Poetry and song and maybe culture

Saturday, June 12, 2004


Waltzing Matilda


"Banjo" Paterson, 1893


Once a jolly swagman sat beside the billabong,

Under the shade of a coulibah tree,

And he sang as he sat and waited till his billy boiled:


Chorus:

Who'll come a waltzing matilda with me

Waltzing matilda, waltzing matilda

Who'll come a waltzing matilda with me

And he sang as he sat and waited by the billabong

Who'll come a waltzing matilda with me.


2. Down came a jumbuck to drink beside the billabong

Up jumped the swagman and seized him with glee

And he sang as he tucked the jumbuck in his tuckerbag


Chorus:

You'll come a waltzing matilda with me

Waltzing matilda, waltzing matilda

You'll come a waltzing matilda with me

And he sang as he tucked the jumbuck in his tuckerbag

You'll come a waltzing matilda with me.


3. Down came the stockman, riding on his thoroughbred,

Down came the troopers, one, two, three.

"Where's that jolly jumbuck you've got in your tuckerbag?"


Chorus:

You'll come a waltzing matilda with me

Waltzing matilda, waltzing matilda

You'll come a waltzing matilda with me

Where's that jolly jumbuck you've got in your tuckerbag?
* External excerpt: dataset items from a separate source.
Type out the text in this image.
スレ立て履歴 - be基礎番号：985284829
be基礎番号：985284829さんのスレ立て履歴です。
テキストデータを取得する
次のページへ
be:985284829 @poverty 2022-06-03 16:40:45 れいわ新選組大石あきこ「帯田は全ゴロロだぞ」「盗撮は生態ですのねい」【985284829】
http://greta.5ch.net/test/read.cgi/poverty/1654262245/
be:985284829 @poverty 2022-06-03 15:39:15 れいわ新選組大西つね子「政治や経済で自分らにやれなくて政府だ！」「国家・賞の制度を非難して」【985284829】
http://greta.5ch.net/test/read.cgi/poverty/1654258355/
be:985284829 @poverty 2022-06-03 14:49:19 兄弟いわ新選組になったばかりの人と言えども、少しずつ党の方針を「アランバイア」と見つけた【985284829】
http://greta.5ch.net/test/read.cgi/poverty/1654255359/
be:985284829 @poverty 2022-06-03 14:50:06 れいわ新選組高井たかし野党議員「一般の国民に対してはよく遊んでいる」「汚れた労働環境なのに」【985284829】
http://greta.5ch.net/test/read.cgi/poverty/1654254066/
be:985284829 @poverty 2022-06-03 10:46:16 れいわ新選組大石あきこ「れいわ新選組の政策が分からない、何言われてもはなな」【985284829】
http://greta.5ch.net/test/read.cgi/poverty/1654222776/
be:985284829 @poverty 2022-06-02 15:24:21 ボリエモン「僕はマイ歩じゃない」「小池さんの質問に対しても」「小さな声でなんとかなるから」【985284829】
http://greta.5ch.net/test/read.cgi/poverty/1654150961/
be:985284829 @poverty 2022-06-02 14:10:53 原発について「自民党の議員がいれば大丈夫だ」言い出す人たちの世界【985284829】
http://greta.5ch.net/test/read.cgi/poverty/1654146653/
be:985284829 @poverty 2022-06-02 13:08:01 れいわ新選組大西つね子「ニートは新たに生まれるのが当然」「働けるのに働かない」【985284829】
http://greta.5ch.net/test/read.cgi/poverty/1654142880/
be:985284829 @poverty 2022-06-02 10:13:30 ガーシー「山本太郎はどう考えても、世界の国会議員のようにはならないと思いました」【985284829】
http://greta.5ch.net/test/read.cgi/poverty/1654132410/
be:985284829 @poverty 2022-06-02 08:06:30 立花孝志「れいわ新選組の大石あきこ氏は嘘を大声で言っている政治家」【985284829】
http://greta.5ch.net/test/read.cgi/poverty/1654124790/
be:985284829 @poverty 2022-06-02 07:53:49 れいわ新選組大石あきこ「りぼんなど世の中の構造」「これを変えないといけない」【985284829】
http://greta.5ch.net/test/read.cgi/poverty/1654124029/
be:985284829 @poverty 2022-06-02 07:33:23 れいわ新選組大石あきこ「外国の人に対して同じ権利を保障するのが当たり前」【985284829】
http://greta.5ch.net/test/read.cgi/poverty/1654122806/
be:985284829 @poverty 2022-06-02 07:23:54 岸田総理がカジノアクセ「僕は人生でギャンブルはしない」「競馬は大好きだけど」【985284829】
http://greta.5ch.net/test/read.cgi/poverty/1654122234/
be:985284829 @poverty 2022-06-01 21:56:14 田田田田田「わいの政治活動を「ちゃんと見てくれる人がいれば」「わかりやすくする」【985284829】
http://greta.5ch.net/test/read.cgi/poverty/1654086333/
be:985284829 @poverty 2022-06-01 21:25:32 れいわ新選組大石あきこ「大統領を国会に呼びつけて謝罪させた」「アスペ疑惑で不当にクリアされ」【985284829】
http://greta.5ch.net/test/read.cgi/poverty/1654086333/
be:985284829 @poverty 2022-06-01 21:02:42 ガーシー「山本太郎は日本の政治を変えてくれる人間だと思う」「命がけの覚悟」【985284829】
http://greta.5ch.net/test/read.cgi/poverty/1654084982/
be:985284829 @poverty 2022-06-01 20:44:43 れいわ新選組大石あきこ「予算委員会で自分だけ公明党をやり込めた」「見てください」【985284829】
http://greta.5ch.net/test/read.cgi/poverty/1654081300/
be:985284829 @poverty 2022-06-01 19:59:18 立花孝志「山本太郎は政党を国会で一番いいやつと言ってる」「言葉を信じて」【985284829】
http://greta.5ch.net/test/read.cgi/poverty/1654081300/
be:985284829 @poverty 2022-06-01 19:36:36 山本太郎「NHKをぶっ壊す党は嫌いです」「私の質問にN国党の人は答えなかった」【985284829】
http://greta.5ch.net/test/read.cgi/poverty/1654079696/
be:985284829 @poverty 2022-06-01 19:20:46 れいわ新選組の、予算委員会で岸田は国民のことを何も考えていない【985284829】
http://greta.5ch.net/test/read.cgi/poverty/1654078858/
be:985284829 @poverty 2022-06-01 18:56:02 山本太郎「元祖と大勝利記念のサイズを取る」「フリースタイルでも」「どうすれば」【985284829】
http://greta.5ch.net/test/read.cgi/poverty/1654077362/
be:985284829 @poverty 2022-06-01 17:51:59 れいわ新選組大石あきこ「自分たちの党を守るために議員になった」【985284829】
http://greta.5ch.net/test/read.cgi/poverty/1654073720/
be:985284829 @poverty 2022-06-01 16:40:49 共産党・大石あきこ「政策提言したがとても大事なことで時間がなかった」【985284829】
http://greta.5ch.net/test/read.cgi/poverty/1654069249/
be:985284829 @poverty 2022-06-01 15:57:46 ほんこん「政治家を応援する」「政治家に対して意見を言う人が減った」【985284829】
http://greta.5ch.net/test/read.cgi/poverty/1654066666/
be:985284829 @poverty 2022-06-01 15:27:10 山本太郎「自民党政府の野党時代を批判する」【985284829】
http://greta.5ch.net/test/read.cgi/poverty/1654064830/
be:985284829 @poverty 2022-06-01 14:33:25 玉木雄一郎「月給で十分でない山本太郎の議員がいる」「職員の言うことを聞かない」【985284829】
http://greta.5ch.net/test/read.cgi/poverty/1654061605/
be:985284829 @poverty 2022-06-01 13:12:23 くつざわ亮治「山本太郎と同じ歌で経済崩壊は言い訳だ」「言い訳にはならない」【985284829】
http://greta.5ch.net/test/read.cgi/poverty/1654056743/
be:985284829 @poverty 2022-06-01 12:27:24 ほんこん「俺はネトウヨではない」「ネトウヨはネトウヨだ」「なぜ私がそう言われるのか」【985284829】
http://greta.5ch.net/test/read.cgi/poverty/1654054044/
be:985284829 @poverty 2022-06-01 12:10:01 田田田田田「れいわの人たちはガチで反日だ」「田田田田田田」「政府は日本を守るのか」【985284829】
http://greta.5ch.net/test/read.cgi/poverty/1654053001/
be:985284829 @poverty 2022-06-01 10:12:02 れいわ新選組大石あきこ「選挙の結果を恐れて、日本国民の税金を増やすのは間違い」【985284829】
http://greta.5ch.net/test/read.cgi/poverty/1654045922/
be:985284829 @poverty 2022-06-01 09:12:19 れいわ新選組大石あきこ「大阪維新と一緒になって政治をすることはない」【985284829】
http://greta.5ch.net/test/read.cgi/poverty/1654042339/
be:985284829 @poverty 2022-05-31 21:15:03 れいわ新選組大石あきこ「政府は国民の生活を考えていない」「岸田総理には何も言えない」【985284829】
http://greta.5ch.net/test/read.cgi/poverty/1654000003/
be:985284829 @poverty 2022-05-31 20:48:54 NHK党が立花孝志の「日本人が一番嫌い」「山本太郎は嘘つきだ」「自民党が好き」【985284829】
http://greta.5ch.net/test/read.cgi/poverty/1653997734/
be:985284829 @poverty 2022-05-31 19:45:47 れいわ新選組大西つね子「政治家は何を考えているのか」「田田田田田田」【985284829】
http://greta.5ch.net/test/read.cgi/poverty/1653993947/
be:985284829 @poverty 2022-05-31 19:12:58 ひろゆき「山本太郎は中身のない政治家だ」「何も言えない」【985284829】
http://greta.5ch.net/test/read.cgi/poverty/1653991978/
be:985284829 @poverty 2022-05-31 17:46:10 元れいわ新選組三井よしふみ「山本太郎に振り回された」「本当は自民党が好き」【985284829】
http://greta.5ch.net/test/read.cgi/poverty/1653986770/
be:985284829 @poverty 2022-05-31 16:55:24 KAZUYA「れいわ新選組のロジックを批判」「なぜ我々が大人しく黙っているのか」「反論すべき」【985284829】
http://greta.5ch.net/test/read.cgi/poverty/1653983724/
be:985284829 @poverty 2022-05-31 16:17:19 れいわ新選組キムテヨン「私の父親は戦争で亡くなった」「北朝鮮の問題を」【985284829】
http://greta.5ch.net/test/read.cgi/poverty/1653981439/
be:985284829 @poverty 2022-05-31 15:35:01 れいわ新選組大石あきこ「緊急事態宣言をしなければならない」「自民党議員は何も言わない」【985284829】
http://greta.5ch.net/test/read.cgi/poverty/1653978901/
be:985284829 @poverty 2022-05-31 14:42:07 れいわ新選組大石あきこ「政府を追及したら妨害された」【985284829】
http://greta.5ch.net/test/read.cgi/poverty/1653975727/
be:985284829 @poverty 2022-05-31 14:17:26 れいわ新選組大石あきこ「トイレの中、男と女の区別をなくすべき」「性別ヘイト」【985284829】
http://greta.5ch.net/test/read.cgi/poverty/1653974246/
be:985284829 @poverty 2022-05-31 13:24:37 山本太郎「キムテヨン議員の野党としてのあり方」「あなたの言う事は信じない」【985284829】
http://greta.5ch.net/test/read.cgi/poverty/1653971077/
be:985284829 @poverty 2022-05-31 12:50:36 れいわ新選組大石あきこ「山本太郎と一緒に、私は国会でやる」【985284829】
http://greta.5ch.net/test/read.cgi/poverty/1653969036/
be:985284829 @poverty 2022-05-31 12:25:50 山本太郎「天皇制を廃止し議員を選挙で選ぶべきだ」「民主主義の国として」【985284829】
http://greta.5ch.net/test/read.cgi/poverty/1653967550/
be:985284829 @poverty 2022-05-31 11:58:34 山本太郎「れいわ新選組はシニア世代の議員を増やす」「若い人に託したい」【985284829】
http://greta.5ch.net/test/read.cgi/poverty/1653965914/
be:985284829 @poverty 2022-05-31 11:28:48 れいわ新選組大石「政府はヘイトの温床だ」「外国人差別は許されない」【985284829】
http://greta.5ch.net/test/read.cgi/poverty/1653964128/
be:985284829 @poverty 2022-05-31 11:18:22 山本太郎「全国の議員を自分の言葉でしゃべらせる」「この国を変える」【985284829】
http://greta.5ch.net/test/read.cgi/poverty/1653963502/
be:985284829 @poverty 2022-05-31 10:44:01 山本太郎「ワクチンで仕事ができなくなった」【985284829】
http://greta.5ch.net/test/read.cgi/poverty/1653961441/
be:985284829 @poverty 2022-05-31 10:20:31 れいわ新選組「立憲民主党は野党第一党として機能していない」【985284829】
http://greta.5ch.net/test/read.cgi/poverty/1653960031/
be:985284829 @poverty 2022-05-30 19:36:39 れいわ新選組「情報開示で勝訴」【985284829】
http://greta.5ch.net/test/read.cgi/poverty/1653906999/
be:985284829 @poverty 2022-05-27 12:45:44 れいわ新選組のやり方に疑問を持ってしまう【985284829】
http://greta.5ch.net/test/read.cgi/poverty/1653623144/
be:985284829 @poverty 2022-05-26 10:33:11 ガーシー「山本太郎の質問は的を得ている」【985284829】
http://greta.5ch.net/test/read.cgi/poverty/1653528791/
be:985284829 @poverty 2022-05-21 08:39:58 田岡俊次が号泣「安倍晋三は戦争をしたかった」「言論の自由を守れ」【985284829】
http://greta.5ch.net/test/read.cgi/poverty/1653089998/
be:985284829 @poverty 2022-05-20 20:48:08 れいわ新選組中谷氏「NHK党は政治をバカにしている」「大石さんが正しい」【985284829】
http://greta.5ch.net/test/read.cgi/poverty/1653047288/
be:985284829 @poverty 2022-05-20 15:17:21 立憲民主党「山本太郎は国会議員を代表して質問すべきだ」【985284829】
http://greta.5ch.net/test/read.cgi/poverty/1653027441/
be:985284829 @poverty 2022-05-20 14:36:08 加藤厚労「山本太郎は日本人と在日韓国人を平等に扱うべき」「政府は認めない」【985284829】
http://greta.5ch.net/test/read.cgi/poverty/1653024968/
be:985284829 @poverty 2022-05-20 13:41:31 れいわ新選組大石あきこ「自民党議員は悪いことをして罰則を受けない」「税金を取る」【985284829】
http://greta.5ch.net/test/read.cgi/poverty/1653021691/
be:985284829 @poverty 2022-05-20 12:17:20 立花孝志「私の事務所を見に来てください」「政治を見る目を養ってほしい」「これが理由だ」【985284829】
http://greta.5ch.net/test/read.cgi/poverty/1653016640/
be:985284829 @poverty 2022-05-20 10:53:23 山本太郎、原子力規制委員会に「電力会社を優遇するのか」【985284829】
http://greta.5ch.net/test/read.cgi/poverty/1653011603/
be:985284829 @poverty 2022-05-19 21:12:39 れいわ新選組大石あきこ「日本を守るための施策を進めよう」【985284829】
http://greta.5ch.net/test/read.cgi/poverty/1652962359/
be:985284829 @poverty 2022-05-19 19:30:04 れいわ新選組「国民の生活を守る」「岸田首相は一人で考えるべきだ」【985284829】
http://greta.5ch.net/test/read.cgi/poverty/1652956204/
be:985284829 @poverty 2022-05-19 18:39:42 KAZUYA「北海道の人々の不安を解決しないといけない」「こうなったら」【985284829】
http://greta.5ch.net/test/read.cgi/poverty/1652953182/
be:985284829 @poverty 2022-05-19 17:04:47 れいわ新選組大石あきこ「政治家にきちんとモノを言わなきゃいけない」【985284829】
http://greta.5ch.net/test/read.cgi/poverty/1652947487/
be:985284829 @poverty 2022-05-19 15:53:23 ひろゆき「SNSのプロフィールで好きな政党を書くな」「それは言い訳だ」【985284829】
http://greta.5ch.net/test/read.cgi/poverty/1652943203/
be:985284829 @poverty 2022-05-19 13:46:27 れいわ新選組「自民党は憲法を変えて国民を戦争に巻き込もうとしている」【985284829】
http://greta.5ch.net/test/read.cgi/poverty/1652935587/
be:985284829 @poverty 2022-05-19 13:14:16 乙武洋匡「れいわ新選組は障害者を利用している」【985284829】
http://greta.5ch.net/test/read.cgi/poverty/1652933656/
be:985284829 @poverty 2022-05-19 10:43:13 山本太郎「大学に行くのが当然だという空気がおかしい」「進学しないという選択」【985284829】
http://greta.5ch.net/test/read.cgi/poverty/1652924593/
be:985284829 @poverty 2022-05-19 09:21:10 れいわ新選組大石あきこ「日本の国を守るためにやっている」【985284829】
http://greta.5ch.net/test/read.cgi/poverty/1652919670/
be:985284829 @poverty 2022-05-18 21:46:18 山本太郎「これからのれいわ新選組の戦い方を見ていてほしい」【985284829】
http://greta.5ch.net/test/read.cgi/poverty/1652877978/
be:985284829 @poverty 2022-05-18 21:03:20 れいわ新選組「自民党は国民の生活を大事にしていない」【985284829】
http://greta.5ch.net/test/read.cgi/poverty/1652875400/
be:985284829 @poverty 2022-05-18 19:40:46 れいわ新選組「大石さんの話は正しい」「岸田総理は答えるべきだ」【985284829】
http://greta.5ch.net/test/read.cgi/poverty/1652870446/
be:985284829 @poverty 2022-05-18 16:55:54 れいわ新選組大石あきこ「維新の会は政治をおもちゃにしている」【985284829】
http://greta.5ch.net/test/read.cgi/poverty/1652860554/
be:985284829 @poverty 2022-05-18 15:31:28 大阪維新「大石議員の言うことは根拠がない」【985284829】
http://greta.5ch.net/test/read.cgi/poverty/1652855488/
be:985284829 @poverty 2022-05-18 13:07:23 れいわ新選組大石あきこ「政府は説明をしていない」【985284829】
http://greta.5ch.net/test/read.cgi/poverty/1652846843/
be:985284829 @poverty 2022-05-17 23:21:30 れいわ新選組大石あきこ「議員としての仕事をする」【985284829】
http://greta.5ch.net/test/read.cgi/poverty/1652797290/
You'll come a waltzing matilda with me.


4. Up jumped the swagman and plunged into the billabong,

"You'll never catch me alive," cried he

And his ghost may be heard as you ride beside the billabong,


Chorus:

Who'll come a waltzing matilda with me

Waltzing matilda, waltzing matilda

Who'll come a waltzing matilda with me

And his ghost may be heard as you ride beside the billabong,

Who'll come a waltzing matilda with me.





Waltzing Matilda Definitions



Billabong
- Originally an aboriginal word for a section of still water adjacent to a river, cut off by a change in the watercourse, cf. an oxbow lake. In the Australian outback, a billabong generally retains water longer than the watercourse itself, so it may be the only water for miles around.



Billy - A tin can, maybe two litres (four pints) in capacity, usually with a wire handle attached to the top rim, in which 'swaggies' (and contemporary Australian campers) boil water to make tea (and to kill the beasties in the water they've taken out of the billabong).



Coolibah tree (also coolabah) - A particular kind of eucalyptus which grows beside billabongs.



Jumbuck - A sheep



Squatter - As Australia was settled, there was of course little or no authority and bureaucracy in place. People 'squatted' on patches of land, grazed their animals, grew their crops and built their houses and fences. In due course, as authority arrived, it generally accepted the claims of whoever was in apparent possession of the land (aboriginals had been no match for armed blue men, and anyway were largely nomadic across reasonably large areas). Particularly in good quality grazing country, squatters quickly became relatively very well off, hence the term 'squattocracy' which blends 'squatter' with 'aristocracy'. The constabulary tended to work with them to maintain law and order. To non-land-owners, squatters were an object of resentment.



Swagman - A gentleman of the road, an itinerant roaming country roads, a drifter, a tramp, a hobo. Carried his few belongings slung in a cloth, which was called by a wide variety of names, including 'swag', 'shiralee' and 'bluey'. Given the large number of names for them, they must have been a pretty common sight.



Troopers - Cavalry soldiers, or perhaps mounted militia-men or policemen. To a swaggie, what was the difference??



Tucker-bag - A bag to keep tucker in. (Tucker is food.)



Waltzing matilda - Matilda was a mock-romantic word for a swag, and to waltz matilda was to hit the road with a swag on your back. The term is thought to come from a German expression, Auf die Walz gehen, meaning to take to the road, and Matilda is a girl's name, applied to one's bed-roll. So the poem (doggerel? folk song?) can be interpreted as yet another Aussie complaint about them in authority. We're one of the most urbanised nations in the world, who sort-of yearn for the wide open spaces (there's so much of it out there!), and the freedom that goes with it (or at least seems to go with it, to those that don't live there). So Waltzing Matilda strikes a chord (so to speak), generation after generation, for the same reason that Crocodile Dundee was as popular here as anywhere else - we know we're not like that; but it's fun pretending for a while that we are.